The Breville Group Ltd (ASX: BRG) share price has been one of the worst performers on the ASX 200 on Tuesday.
The appliance manufacturer's shares have crashed a disappointing 9% to $30.40.
Why is the Breville share price crashing on Tuesday?
The weakness in the Breville share price on Tuesday has been driven by the release of its full year results for FY 2021.
For the 12 months ended 30 June, Breville reported a 24.7% increase in revenue to $1,187.7 million and a 39.6% jump in earnings before interest and tax (EBIT) to $136.4 million. The latter was ahead of management's upgraded EBIT guidance of $136 million.
Things were equally positive on the bottom line. Breville revealed a net profit after tax of $91 million, which represents an increase of 42.3% over FY 2020's profit. This was driven by strong demand due to the working from home trend and its successful international expansion.
So why are its shares under pressure if it outperformed its guidance?
The catalyst for the weakness in the Breville share price today appears to have been driven by supply chain concerns.

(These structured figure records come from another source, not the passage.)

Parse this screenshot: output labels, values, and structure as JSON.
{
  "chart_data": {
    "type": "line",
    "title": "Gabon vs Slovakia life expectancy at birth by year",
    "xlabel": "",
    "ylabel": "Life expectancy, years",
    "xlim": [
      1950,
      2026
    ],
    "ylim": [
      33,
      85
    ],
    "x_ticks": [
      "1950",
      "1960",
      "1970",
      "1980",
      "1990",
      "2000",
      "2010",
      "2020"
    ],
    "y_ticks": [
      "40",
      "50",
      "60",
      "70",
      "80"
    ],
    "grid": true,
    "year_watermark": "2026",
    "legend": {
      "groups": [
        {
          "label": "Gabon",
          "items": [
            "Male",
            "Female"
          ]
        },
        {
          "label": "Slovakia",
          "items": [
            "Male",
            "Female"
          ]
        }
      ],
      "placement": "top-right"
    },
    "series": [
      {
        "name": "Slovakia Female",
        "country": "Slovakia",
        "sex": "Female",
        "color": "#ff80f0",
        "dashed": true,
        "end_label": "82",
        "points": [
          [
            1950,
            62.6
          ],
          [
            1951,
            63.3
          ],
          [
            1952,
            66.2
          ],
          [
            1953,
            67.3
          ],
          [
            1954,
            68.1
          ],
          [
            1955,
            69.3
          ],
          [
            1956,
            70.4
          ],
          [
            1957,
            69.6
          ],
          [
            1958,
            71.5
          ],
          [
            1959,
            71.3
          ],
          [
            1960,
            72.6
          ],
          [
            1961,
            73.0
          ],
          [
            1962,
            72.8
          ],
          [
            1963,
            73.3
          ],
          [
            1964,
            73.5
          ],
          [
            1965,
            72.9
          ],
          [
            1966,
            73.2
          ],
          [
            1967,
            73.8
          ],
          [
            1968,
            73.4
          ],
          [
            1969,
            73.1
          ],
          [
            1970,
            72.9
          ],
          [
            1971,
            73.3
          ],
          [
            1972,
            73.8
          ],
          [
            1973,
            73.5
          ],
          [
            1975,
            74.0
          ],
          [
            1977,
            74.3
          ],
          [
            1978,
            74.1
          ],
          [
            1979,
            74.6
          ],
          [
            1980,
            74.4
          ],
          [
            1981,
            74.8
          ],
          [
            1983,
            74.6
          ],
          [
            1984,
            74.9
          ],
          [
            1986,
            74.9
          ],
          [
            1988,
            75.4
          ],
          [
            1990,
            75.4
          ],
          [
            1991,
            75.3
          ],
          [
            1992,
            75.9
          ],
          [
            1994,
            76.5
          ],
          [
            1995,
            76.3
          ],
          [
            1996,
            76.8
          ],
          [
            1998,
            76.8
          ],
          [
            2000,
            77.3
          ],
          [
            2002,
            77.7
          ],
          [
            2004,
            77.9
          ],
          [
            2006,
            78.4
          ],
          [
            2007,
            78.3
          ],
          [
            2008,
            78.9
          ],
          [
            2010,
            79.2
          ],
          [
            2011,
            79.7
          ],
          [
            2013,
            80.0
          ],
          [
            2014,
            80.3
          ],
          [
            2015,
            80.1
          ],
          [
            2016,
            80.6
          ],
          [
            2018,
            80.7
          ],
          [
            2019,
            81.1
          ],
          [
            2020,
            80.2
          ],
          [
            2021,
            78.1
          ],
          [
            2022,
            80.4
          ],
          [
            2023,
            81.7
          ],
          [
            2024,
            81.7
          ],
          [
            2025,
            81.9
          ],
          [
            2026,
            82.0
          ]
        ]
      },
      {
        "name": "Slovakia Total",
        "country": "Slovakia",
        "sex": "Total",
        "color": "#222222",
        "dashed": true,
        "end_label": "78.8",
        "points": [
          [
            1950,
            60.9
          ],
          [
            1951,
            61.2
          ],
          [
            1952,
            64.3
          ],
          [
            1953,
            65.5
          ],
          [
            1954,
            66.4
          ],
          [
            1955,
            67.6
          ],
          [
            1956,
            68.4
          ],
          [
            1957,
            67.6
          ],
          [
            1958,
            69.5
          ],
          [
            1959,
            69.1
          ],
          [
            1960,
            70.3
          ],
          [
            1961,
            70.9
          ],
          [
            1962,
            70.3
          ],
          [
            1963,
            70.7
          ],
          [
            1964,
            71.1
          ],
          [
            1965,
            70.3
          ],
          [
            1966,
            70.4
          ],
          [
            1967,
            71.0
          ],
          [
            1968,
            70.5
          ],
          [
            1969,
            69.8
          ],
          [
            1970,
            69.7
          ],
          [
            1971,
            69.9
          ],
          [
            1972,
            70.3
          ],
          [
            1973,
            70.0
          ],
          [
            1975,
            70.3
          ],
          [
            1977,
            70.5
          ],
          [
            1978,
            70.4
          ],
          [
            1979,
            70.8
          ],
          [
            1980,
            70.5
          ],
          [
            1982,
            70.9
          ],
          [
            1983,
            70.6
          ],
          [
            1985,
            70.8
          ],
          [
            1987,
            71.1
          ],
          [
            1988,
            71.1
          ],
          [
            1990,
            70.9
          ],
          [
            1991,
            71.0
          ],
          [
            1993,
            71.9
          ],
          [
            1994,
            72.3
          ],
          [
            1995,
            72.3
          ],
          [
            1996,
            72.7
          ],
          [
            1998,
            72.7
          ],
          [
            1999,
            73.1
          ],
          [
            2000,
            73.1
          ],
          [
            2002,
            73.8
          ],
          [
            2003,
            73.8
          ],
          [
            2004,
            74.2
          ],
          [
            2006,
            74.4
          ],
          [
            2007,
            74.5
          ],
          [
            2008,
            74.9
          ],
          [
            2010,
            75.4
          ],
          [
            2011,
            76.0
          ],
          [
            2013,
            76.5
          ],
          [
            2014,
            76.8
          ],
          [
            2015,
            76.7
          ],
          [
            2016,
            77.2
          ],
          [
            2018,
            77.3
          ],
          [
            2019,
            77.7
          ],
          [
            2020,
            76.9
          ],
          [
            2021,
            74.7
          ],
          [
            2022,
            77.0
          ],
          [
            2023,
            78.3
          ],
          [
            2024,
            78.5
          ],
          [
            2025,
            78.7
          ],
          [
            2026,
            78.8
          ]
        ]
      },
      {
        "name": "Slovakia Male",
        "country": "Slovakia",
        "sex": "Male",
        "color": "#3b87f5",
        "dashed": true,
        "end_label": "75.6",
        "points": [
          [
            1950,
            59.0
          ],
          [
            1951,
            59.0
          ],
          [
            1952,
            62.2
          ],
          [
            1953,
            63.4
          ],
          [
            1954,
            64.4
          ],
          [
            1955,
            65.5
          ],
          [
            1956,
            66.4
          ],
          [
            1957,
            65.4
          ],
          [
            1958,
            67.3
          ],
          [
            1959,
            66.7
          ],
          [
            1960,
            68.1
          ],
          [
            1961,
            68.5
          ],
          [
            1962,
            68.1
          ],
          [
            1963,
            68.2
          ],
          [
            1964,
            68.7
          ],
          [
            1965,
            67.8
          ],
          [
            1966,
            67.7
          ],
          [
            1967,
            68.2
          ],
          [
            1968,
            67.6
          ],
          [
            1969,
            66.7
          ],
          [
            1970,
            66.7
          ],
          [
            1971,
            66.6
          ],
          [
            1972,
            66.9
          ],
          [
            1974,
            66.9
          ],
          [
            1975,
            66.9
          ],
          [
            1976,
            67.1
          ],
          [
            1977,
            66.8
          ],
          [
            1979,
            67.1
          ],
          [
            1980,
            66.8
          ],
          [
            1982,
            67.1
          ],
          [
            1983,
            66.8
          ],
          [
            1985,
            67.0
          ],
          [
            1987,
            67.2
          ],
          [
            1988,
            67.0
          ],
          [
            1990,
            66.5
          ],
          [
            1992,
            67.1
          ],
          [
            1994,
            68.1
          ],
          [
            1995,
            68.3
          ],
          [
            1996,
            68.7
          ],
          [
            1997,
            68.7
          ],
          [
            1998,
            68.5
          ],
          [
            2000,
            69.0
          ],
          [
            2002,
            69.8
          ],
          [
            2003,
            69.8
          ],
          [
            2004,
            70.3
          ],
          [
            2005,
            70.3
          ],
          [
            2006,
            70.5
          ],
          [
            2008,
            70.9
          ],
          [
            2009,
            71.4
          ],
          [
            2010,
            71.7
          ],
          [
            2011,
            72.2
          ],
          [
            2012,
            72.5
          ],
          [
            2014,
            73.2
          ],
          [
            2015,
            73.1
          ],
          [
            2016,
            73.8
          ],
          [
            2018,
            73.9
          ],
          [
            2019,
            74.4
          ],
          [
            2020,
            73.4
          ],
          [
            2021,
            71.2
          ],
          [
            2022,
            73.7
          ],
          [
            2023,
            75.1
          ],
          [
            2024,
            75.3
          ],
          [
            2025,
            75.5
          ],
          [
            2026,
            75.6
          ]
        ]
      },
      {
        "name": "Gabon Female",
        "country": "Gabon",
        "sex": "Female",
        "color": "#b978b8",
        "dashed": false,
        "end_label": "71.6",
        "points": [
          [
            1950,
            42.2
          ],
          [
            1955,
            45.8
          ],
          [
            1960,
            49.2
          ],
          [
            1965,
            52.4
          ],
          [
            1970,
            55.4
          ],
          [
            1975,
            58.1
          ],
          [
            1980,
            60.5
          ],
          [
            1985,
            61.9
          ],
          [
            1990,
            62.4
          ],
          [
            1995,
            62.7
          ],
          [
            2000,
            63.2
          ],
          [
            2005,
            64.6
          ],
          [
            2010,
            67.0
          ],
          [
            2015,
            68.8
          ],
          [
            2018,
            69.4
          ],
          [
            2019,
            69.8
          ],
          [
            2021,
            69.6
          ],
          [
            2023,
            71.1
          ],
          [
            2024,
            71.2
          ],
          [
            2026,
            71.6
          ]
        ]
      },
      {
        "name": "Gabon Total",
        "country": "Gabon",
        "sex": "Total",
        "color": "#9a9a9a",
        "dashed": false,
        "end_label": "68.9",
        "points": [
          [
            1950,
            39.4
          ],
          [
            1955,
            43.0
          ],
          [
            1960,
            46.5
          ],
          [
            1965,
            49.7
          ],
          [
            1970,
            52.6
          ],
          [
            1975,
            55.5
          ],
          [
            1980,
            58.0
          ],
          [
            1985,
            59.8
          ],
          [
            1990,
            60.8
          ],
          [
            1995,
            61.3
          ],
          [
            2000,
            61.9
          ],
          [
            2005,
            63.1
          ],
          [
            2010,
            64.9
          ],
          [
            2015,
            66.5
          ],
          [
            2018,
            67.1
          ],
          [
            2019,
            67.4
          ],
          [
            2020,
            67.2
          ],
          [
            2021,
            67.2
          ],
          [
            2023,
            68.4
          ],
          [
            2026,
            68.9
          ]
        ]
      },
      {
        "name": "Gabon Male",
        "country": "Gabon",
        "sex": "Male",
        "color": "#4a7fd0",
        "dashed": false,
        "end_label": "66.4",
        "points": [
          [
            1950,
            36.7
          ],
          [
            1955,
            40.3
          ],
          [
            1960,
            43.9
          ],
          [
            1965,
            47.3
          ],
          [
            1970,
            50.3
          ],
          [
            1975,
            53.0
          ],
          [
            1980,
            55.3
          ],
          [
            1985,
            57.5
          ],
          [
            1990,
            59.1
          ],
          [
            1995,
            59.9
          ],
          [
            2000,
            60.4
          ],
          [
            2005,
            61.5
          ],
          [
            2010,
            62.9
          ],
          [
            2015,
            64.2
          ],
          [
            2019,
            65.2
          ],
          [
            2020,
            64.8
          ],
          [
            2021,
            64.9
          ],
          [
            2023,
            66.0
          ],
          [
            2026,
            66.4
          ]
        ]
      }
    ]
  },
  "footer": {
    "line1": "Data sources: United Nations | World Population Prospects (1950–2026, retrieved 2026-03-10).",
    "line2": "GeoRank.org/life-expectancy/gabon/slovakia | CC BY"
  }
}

Although its inventory levels improved to $217 million from $154 million in FY 2021, over a third of this reported inventory was still goods in transit. So much so, its in-warehouse inventory only recovered 10% from the low position of June 2020. Management revealed that the Suez Canal incident and the partial shutdown of the Yantian port in China are behind the transit delays.
But that isn't the only supply chain issue. The company notes that there are challenges getting parts for manufacturing its products and supplier costs are increasing. It is because of this and COVID-19 that the company hasn't provided any real guidance for FY 2022.
Overall, this uncertainty appears to be weighing on the Breville share price. Particularly given the lofty multiples it trades on.
Based on FY 2021's earnings per share of 65.8 cents, the Breville share price is currently trading at 46x earnings.